Minnesota Health Access (MNHA) Survey
The Minnesota Health Access (MNHA) Survey, conducted collaboratively between SHADAC and the Minnesota Department of Health (MDH), is a large-scale telephone and mail survey that collects information on the health of Minnesotans and how they access health insurance and health care services. The survey is conducted every two years and results are presented in a follow-up report from MDH.
Past Work
Reduced Access to Health Care due to Coronavirus Pandemic - SHADAC COVID-19 Survey
SHADAC conducted a two-part survey initially designed to measure the impacts of the novel coronavirus on a variety of experiences for adults in the United States. The survey was conducted as part of the AmeriSpeak omnibus survey conducted by NORC at the University of Chicago using a mix of phone and online modes among a nationally representative sample of 1,007 respondents age 18 and older. The first iteration of the survey was fielded in late April 2020, and questions focused on health insurance coverage, access to and cost of care during the pandemic, as well as COVID-related stressors and coping mechanisms. A second version of the survey was again fielded in April of 2021, with questions aimed at understanding respondents’ experiences with illness and death due to COVID-19 for themselves, their families, and their contacts. A collective list of products we have produced using results from the SHADAC COVID-19 Survey can be found here.
Impacts of the Affordable Care Act Medicaid Expansion in California
With funding from the California Health Care Foundation, SHADAC conducted an analysis of the impact of the Medicaid expansion on healthcare coverage, access, health status, affordability, and disparities in these outcomes by race/ethnicity for low-income Californians. Researchers on this project used nationally representative survey data from the Behavioral Risk Factor Surveillance Survey (BRFSS) 2011-2019 data years and a difference-in-differences approach that compared California with non-expansion states.
MACPAC Analysis of Insurance Churning
SHADAC conducted a quantitative analysis for MACPAC that explored the magnitude and type of churn among the Medicaid population. Specifically, the study used the Survey of Income and Program Participation Panel (SIPP) to examine the characteristics of those who churned with those who had continuous Medicaid coverage throughout the year and explored possible causes of churn. The study produced descriptive statistics to address many of the research questions and regression analysis to explore life events that potentially cause churn. The study team was able to produce state-level estimates by leveraging the large sample size of the American Community Survey (ACS) to enhance the statistical power of the SIPP by post stratifying the individual weights to match a variety of relevant population estimates in the ACS.

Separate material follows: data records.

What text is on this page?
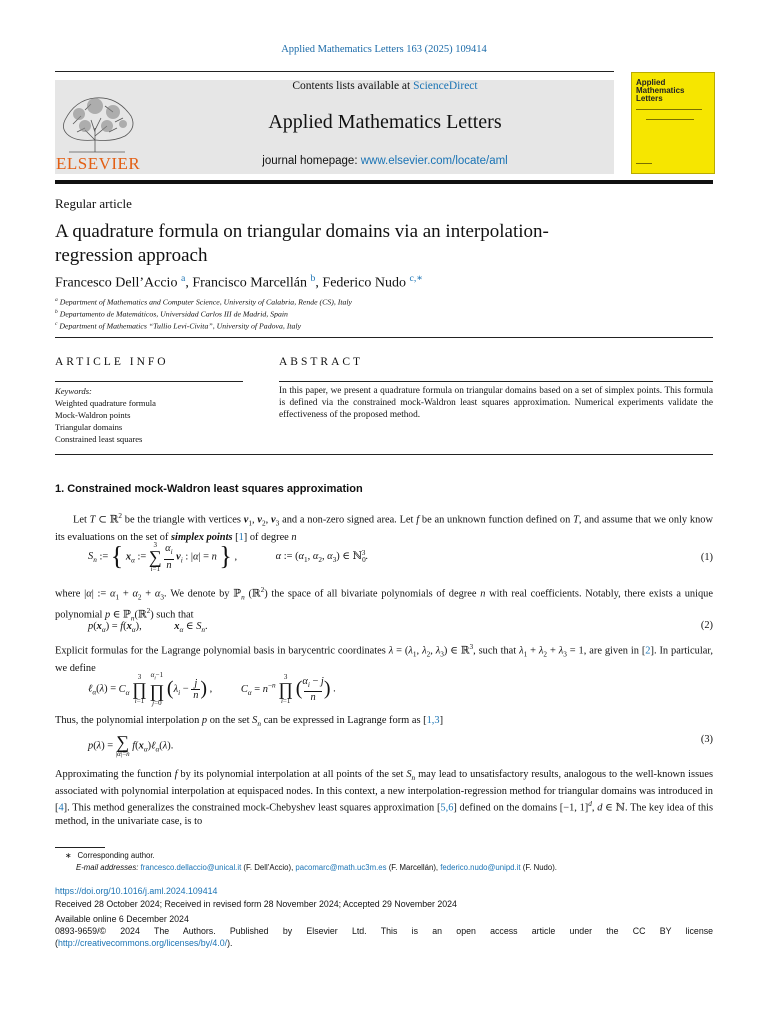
Applied Mathematics Letters 163 (2025) 109414
ELSEVIER
Contents lists available at ScienceDirect
Applied Mathematics Letters
journal homepage: www.elsevier.com/locate/aml
Applied Mathematics Letters
Regular article
A quadrature formula on triangular domains via an interpolation-regression approach
Francesco Dell’Accio $^a$, Francisco Marcellán $^b$, Federico Nudo $^{c,∗}$
$^a$ Department of Mathematics and Computer Science, University of Calabria, Rende (CS), Italy
$^b$ Departamento de Matemáticos, Universidad Carlos III de Madrid, Spain
$^c$ Department of Mathematics “Tullio Levi-Civita”, University of Padova, Italy
ARTICLE INFO	ABSTRACT
Keywords:
Weighted quadrature formula
Mock-Waldron points
Triangular domains
Constrained least squares
In this paper, we present a quadrature formula on triangular domains based on a set of simplex points. This formula is defined via the constrained mock-Waldron least squares approximation. Numerical experiments validate the effectiveness of the proposed method.
1. Constrained mock-Waldron least squares approximation
Let T ⊂ ℝ$^2$ be the triangle with vertices $v_1$, $v_2$, $v_3$ and a non-zero signed area. Let f be an unknown function defined on T, and assume that we only know its evaluations on the set of simplex points [1] of degree n
$S_n$ := { $x_\alpha$ := 3
∑
$i=1 \frac{\alpha_i}{n} v_i$ : |α| = n } ,	α := ($\alpha_1$, $\alpha_2$, $\alpha_3$) ∈ ℕ$_0^3$.	(1)
where |α| := $\alpha_1 + \alpha_2 + \alpha_3$. We denote by ℙ$_n$ (ℝ$^2$) the space of all bivariate polynomials of degree n with real coefficients. Notably, there exists a unique polynomial p ∈ ℙ$_n$(ℝ$^2$) such that
$p(x_\alpha) = f(x_\alpha)$,	$x_\alpha$ ∈ $S_n$.	(2)
Explicit formulas for the Lagrange polynomial basis in barycentric coordinates $\lambda = (\lambda_1$, $\lambda_2$, $\lambda_3$) ∈ ℝ$^3$, such that $\lambda_1 + \lambda_2 + \lambda_3 = 1$, are given in [2]. In particular, we define
ℓ$_\alpha$(λ) = $C_\alpha$ 3
∏
i=1 $\alpha_i-1$
∏
j=0 $(\lambda_i - \frac{j}{n})$ ,	$C_\alpha = n^{-n}$ 3
∏
i=1 ($\alpha_i - j$
n ) .
Thus, the polynomial interpolation p on the set $S_n$ can be expressed in Lagrange form as [1,3]
p(λ) = ∑
|α|=n $f(x_\alpha)\ell_\alpha(\lambda)$.
(3)
Approximating the function f by its polynomial interpolation at all points of the set $S_n$ may lead to unsatisfactory results, analogous to the well-known issues associated with polynomial interpolation at equispaced nodes. In this context, a new interpolation-regression method for triangular domains was introduced in [4]. This method generalizes the constrained mock-Chebyshev least squares approximation [5,6] defined on the domains [−1, 1]$^d$, d ∈ ℕ. The key idea of this method, in the univariate case, is to
∗ Corresponding author.
E-mail addresses: francesco.dellaccio@unical.it (F. Dell’Accio), pacomarc@math.uc3m.es (F. Marcellán), federico.nudo@unipd.it (F. Nudo).
https://doi.org/10.1016/j.aml.2024.109414
Received 28 October 2024; Received in revised form 28 November 2024; Accepted 29 November 2024
Available online 6 December 2024
0893-9659/© 2024 The Authors. Published by Elsevier Ltd. This is an open access article under the CC BY license
(http://creativecommons.org/licenses/by/4.0/).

The Intersection of Structural Risk Factors and Insurance-based Discrimination on Healthcare Access Inequities
Social risk factors independently influence experiences of discrimination and they converge leaving some people even more vulnerable leading to worse access to healthcare. Supported by a grant from the Robert Wood Johnson Foundation (RWJF) and in collaboration with the Minnesota of Department of Health and Minnesota Department of Human Services, researchers conducted an evaluation on the effects of insurance-based discrimination and other social risk factors (e.g., low income, minority status) on disparities in access to healthcare services.